Давайте рассуждать логически. Родительские квартира, дача, машина – это плод их, родителей, совместной многолетней работы. Работа – это часы, дни, месяцы, годы. Время. Время – это жизнь. Итак: квартира, дача, машина – это эквивалент жизни. И родители посвятили свою жизнь старшим дочерям, в обход младшей. А стариться почему-то запланировали у Любы? Это – справедливо?!
Люба не из тех, кто после удара по правой щеке подставит левую. Она из тех, кто око за око.
Презираемый ранее всеми Любин пьющий муж разбогател, стал воротилой бизнеса. Люба обеспечена всем, у неё просторное жильё, где нашлось бы место для родителей. Ей не нужны ничьи квартиры, дачи и сберкнижки – ничего не нужно. Ничего, кроме справедливости.
А Корделия требовала справедливости? Да вот только Люба – не Корделия…

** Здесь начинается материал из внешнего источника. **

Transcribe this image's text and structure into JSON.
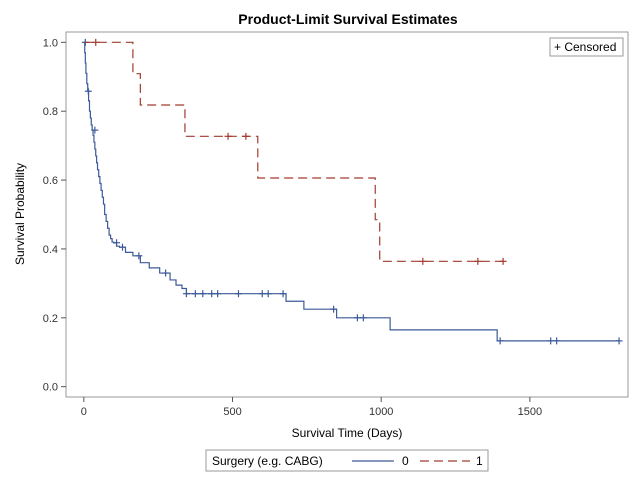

Плохое чувство – справедливость. Ведь если всем жаждать справедливости, никогда не вырваться из круга взаимных обид и претензий. Должен найтись тот, кто простит и забудет, и прервёт порочный круг. «Но ведь всепрощение – это беспринципность и бесхарактерность, – считала Люба. – Один раз простишь – вообще на шею сядут и ножки свесят. Пусть каждый получает то, что заслужил».
Вот самая близкая подруга с отчаянием крикнула в трубку о помощи. Просила, умоляла приехать, разобраться в их с мужем отношениях. Люба в то время зашивалась в своих делах, не до того. Ответила в том духе, что подруга-де сама виновата. Подруга бросила трубку, а в её руке остался Любин острый камень.
Уже сегодня она снова и снова безжалостно вкладывает камни в руки старших сестёр. Они вдруг воспылали родственной, сестринской любовью и рвутся прильнуть к Любе, погреться у её семейного огня, потому что своего у них – нет. Так получилось.
«Пускай чума, что в воздухе таится для грешников, на дочерей падёт…»
Надя так и не вышла замуж. У Веры рано умер муж, дочь погибла в автокатастрофе.
«Знаете, – говорит им сегодня Люба и даже получает некоторое удовольствие, – знаете хорошую английскую поговорку? Рыба и гости начинают пахнуть на третий день».
Есть, сестрицы, и ваш вклад, что у Любы сразу после родов пропало молоко и что Любина дочка – искусственница. Припомните-ка события пятнадцатилетней давности. А теперь, видите ли, спохватились: семейный очаг им подавай.
Пятнадцать лет назад Люба с мужем не имели своего угла. Вернее, имели: угол в ветхой лачужке. В этот угол Люба с трудом втиснула шкаф и диван. Когда муж садился и вытягивал ноги, ноги упирались в противоположную стенку. Муж был больной человек. В смысле здоровья и в смысле хронического алкоголизма.
На Любу легло всё: топка печи, носка воды, вынос помойного ведра, готовка еды. Самое страшное: стирка вручную, потому что в то время стиральные машинки были дефицитом. Страшное: потому что за новорождённой дочкой приходилось стирать ежечасно, если не ежеминутно.
У малышки сразу после роддома началось сильнейшее расстройство желудка. Что не удивительно при Любином испортившемся грудном молоке. Что не удивительно после того, что с ней отчебучили сестрички.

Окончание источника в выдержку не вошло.